10 novembre 2011
Mickey fait-il toujours recette? Vingt après son ouverture à Marne-La-Vallée, Disneyland-Paris reste la première destination touristique européenne. Le parc d'attractions a même vu sa clientèle grimper de 4%, avec 15,6millions de visiteurs entre octobre2010 et fin septembre2011. Un record. Mieux, les clients dépensent davantage (+2%, à 46,23euros par jour en moyenne). Et le scénario est identique pour les hôtels, avec un taux d'occupation de 87,1% des 5.800 chambres, 35.000 nuitées supplémentaires et des dépenses toujours plus élevées (+5%, à 219,74euros par chambre et par jour en moyenne). D'une manière générale, la stratégie de remontée des prix du groupe opérée par le parc a payé, les clients ont été au rendez-vous, estime Euro Disney, la société qui gère le parc.

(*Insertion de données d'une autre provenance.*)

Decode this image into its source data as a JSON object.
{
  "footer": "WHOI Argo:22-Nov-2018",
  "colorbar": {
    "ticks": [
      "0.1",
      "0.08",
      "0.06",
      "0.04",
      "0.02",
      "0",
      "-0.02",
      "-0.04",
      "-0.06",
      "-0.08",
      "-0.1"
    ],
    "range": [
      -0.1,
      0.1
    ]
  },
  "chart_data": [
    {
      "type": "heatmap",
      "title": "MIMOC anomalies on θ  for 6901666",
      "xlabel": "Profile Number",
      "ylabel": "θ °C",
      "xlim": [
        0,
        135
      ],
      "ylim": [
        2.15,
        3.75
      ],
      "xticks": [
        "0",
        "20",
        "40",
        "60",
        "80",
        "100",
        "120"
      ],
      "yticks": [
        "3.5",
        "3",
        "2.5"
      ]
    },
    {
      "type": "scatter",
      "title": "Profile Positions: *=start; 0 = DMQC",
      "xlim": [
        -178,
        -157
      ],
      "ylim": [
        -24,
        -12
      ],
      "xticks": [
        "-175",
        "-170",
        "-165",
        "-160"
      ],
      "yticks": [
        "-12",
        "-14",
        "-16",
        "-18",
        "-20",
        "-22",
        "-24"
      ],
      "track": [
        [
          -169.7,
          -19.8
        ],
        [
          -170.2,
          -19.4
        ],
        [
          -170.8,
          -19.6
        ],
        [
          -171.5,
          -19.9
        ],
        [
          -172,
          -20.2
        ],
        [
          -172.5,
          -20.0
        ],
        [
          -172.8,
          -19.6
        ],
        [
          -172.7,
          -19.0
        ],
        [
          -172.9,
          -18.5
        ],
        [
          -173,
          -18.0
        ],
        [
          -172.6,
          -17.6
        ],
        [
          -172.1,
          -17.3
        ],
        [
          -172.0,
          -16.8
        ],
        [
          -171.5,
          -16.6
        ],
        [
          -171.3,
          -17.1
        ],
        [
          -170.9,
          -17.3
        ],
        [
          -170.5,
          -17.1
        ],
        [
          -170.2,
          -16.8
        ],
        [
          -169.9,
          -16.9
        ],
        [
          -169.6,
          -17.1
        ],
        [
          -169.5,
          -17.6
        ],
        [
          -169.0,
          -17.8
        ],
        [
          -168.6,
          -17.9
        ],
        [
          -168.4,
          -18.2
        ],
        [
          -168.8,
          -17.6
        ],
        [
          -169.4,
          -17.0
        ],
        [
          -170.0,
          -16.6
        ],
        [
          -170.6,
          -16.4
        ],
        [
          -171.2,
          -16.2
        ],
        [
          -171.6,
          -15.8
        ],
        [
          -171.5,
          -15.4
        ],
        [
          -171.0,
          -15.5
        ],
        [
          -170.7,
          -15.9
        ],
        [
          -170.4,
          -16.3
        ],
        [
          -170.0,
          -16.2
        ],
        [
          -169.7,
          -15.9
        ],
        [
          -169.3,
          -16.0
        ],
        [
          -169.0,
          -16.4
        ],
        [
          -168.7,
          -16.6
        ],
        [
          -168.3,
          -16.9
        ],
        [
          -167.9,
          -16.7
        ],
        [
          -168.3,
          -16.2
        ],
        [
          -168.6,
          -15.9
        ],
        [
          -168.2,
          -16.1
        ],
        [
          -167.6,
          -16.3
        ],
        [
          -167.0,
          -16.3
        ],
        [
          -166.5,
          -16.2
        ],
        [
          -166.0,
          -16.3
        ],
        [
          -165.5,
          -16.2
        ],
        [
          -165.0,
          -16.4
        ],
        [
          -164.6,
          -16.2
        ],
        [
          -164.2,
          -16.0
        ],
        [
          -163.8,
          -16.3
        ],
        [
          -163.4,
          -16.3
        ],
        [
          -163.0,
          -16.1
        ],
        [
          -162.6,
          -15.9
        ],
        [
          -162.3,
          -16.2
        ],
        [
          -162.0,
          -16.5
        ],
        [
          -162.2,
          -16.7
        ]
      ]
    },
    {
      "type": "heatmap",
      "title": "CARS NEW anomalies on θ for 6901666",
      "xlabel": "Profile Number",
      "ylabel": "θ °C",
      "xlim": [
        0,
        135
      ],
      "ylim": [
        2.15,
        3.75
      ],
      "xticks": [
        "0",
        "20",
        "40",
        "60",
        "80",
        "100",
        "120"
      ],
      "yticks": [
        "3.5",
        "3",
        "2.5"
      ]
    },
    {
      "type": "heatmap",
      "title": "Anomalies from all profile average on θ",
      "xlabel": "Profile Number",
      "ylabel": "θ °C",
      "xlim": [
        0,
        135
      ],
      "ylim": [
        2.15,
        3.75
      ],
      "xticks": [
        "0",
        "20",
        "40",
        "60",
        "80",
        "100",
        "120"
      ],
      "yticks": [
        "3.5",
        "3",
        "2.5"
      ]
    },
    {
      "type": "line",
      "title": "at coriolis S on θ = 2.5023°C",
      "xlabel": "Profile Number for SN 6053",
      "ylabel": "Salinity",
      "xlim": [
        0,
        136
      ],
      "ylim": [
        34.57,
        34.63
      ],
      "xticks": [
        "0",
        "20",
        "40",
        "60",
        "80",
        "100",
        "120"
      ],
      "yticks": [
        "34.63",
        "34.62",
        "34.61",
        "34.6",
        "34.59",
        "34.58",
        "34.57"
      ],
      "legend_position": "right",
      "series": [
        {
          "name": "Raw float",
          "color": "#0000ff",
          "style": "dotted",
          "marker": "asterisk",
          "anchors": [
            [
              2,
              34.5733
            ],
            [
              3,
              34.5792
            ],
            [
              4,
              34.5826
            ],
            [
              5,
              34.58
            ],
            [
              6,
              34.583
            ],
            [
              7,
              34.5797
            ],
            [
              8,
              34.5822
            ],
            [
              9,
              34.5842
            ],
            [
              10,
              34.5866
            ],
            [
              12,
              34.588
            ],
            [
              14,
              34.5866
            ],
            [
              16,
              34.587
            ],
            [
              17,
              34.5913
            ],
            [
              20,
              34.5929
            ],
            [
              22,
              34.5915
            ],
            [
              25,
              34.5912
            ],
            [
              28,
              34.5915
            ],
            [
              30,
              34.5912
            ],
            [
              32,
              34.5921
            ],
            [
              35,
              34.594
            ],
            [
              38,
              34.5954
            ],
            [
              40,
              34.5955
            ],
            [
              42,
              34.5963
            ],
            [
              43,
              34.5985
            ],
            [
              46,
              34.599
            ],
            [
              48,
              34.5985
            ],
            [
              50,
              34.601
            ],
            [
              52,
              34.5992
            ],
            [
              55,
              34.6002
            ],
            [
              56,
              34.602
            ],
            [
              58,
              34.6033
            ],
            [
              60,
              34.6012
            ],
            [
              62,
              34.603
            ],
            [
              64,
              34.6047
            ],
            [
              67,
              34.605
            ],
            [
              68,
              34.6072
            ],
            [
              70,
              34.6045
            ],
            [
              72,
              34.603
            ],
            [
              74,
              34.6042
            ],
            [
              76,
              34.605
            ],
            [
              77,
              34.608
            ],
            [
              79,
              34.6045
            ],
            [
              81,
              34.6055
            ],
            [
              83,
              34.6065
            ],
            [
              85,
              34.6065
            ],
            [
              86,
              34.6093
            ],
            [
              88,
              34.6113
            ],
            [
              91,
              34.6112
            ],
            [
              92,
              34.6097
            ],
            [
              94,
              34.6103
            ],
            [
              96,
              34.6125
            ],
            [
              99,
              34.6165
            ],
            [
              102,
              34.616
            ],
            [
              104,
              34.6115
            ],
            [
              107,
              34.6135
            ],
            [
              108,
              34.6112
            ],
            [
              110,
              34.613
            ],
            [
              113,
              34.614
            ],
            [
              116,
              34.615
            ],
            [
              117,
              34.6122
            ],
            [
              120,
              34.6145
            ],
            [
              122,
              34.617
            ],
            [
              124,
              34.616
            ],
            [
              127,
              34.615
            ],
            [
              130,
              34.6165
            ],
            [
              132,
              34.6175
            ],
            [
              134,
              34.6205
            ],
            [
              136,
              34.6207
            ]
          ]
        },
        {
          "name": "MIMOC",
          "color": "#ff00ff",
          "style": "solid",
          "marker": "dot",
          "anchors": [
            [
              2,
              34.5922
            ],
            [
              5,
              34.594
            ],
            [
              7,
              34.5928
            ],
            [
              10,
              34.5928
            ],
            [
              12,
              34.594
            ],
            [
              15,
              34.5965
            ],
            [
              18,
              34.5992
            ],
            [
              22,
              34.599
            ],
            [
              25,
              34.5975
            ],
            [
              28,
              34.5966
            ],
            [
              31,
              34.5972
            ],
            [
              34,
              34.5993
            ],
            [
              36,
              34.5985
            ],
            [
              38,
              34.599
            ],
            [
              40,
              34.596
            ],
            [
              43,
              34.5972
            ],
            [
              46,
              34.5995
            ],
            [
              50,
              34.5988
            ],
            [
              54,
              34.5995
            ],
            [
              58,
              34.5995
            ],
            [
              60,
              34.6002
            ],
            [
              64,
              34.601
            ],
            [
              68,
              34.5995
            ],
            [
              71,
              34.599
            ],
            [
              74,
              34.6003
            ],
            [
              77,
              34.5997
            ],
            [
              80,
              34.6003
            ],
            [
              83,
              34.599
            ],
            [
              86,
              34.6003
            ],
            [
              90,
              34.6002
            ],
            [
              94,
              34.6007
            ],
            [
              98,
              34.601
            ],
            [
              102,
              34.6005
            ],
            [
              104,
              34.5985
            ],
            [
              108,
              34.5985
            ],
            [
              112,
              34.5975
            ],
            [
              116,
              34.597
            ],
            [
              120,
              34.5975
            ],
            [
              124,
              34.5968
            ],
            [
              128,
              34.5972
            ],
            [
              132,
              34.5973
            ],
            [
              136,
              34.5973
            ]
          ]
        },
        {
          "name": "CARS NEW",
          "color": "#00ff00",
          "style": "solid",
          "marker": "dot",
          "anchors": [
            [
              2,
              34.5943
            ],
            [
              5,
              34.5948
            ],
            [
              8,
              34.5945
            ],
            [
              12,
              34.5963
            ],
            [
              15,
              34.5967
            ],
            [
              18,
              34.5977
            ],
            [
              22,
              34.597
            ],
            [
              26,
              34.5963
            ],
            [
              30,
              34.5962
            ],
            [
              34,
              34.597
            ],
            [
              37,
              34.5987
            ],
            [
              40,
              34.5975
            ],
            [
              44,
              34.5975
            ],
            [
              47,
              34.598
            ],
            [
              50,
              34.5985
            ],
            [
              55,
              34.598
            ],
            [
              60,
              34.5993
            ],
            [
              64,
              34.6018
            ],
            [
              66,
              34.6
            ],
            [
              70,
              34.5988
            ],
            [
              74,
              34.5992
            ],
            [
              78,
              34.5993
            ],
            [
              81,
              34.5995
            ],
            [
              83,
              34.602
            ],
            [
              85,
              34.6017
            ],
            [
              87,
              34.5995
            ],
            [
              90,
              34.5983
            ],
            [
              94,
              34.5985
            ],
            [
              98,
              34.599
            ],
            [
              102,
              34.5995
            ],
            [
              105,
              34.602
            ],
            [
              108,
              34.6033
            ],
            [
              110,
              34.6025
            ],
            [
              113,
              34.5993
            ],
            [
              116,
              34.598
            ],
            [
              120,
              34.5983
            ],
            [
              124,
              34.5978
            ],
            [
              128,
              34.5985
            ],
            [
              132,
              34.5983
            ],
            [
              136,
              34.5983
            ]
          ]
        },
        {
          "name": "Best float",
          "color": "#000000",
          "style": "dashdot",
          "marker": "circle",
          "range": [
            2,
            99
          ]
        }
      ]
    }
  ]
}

Une stratégie payante mais...
Désormais, la «famille Disney typique, c'est un couple de cadres (français à 49%) avec des enfants de six à neuf ans, habitués à consommer du produit Disney et à fréquenter les sites de séjours touristiques. Ils restent en moyenne deux jours et deux nuits», explique Philippe Gas, le patron d'Euro Disney.
...des comptes dans le rouge
Bilan: le chiffre d'affaires des activités touristiques, qui constituent l'essentiel des rentrées du groupe, est en hausse de 5% -pour un chiffre d'affaires global en hausse de 1,8% à environ 1,3milliard d'euros. C'est «la bonne nouvelle», poursuit le patron. Parce que pour le reste, c'est beaucoup moins rose. La perte nette du groupe s'est alourdie de 40% pour atteindre 55,6millions d'euros. Tout d'abord à cause du pôle immobilier. L'an dernier, une grosse cession immobilière (47millions d'euros pour un terrain) avait épongé une partie des pertes. Rien de tel cette année et le chiffre d'affaires des activités de développement immobilier chute du coup de 62%. La perte s'alourdit aussi parce qu'Euro Disney a fait le pari d'investissements coûteux en vue des vingt ans de Disneyland-Paris, en avril prochain. Enfin, le groupe reste très endetté, à 1,87milliard d'euros, contre 1,93milliard l'an dernier. Malgré tout, pour l'année 2011-2012, l'exploitant s'affiche relativement «confiant». Quant à savoir comment la hausse de la TVA prévue à 7% pour les parcs à thème se répercutera pour la clientèle, «il est trop tôt» pour le dire, selon Philippe Gas.